The Pioneer Banquet

1971: It was British Columbia’s centennial year and the Lake District Centennial Celebrations Days.

The novel idea of a wooden quarter

The novel idea of a wooden quarter

The excitement throughout the village was palpable. Many months of preparations and hard work by the townsfolk were almost complete. The new community hall, aptly named Centennial Hall, would be the focal point for the upcoming community events scheduled for June 4, 5 and 6, 1971. It was British Columbia’s centennial year and the Lake District Centennial Celebrations Days had finally arrived.

One of the main events was the pioneer banquet. It was also one of the most historically important events to take place in our community. Many centennial events and festivities were planned throughout the community including the banquet for area pioneers and other early residents. It was also the year the Lake Cowichan community hall, Centennial Hall, was built, mostly by volunteer fundraising and labour.

Receiving one of the invitations to the banquet was pioneer family member Trevor Green who later recorded the event in his daily journal. Upon arriving at Centennial Hall, the Greens and others who had received invitations, found the parking lot nearly full. Once inside the Greens found a table near the stage, with pioneer family member Charlie March and old-timer Joe Buote (for whom the corner Chicken Joe’s was named because Joe, who lived near the corner, kept chickens and sold the eggs). Trevor described Joe as a “wry and witty octogenarian” who had lived at Honeymoon Bay for 20 years. Each table, wrote Trevor, was filled with “a galaxy of old friends and acquaintances,” many unseen in years.

At one of the tables sat John and Vera Saywell, long time principal and schoolteacher ,who Saywell Park was named after. The Howe’s were also in attendance — Gladys Howe was born across the street from the old Riverside Inn and has been cited many times as being the first white baby born here. Her husband Art, who for many years operated a butcher shop in town, accompanied her. Seated nearby were Colonel and Mrs. Boyd (Liz) who attended pretty well every event the town hosted. The guest list also included Mrs. Fred Reed and her son Jimmy (presently a regular reader of this column). Many years prior, Mrs. Reed, the former Miss Marguerite Marsh, had arrived from England with the Ashburnham family to take up residence near Honeymoon Bay. Trevor enjoyed visiting with her because of her delightful bubbly “good spirits”.

Seated at the head table were local MLA Bob and Mrs. Strachan, his Worship the Mayor of Lake Cowichan, Moe All and his wife, the former Rene Castley.  Henry and Ann Lundgren and other members of the centennial committee were also seated there. Being a well-attended event, those listed were just a “mere fraction” of those who Trevor noticed.

The dinner, deemed “excellent” was prepared by the most sought-after cook/caterer in town, Mrs. Doris Johnson. By then, Doris had spent many years as head cook at the elementary school cafeteria and at many other venues.  Her menu included “sweet Sherry followed by roast beef, vegetables, hot rolls then a dessert of pastry shells filled with strawberries topped with whip cream”.

After dinner emcee Henry Lundgren, (whose son Allan is presently a regular volunteer at Kaatza Station Museum) “attired in a mustard coloured frock coat,” presented each of the (mostly) elderly guests with a specially minted Centennial Medal. A few of the medal recipients included Andy Atchison, Ken Gillespie, Mrs.Voas (who was the former Mrs. Roy Scott and mother of local resident Bob Scott), Joe Buote — who, according to Trevor, “maintained a constant flow of wry and barbed comments” throughout, and Mrs. Marie Morton, thought to be the oldest of them all.

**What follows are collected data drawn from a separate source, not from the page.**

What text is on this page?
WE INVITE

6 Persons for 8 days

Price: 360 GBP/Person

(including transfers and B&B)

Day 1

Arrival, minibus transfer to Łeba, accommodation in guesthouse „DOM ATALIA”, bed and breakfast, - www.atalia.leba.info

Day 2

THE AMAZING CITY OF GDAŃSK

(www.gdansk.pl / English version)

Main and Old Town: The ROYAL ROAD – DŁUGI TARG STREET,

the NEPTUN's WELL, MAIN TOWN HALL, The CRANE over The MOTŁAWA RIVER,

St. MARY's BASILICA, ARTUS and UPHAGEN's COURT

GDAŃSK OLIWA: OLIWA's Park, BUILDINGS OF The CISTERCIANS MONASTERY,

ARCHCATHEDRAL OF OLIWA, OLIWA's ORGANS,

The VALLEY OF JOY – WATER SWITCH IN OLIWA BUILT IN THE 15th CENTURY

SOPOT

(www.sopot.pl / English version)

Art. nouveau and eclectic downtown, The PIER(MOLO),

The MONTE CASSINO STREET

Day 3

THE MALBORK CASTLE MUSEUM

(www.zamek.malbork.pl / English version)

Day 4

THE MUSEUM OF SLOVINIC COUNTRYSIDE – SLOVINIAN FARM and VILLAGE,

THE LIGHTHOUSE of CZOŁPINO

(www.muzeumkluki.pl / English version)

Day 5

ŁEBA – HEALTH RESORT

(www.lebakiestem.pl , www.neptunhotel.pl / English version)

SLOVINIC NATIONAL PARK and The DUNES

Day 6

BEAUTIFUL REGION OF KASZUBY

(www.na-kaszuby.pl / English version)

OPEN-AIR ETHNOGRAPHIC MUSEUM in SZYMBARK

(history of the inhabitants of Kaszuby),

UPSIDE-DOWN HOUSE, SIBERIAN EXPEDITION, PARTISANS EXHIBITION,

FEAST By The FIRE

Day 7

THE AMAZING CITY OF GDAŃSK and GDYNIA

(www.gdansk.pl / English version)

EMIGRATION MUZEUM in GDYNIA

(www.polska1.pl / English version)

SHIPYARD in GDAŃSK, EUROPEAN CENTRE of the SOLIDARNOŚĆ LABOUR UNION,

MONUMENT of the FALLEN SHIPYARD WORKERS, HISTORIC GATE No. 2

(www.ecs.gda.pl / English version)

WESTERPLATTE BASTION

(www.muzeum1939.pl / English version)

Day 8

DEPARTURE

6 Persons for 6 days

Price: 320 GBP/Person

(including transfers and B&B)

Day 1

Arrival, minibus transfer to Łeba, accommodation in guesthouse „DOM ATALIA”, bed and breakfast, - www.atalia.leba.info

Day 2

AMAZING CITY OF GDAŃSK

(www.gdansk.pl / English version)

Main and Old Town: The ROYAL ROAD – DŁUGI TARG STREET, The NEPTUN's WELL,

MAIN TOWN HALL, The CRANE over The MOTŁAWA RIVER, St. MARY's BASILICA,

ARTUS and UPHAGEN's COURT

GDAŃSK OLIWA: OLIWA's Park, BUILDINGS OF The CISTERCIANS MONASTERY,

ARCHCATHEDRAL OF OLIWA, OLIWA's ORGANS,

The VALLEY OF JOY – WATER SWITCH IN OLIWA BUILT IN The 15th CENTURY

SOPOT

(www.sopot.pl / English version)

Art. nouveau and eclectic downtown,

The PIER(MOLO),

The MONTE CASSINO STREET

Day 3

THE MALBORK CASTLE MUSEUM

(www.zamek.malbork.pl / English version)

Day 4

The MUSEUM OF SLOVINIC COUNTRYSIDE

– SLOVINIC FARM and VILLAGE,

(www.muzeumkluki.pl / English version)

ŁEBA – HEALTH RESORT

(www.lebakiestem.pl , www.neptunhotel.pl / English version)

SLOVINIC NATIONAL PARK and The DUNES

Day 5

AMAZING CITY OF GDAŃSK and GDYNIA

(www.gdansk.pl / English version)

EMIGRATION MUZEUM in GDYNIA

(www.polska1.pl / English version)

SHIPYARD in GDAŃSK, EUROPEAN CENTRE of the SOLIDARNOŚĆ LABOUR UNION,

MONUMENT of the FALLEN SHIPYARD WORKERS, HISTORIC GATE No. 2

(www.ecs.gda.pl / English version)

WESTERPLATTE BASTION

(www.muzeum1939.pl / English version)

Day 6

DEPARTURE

Entertainment, which followed the banquet, was presented by the local Scandinavian Club and included Nordic dancing and a rendition of a “song to the pioneers composed by the versatile” Henry Lundgren and Bertha Lowe (mother of Bonnie Willey). Later upstairs, some of the pioneers along with others enjoyed a drink and entertainment at the Hog and Horn — according to Trevor, an attempt at a replica of an Old English Pub.

—Research: Kaatza Station Museum and Greendale Journals.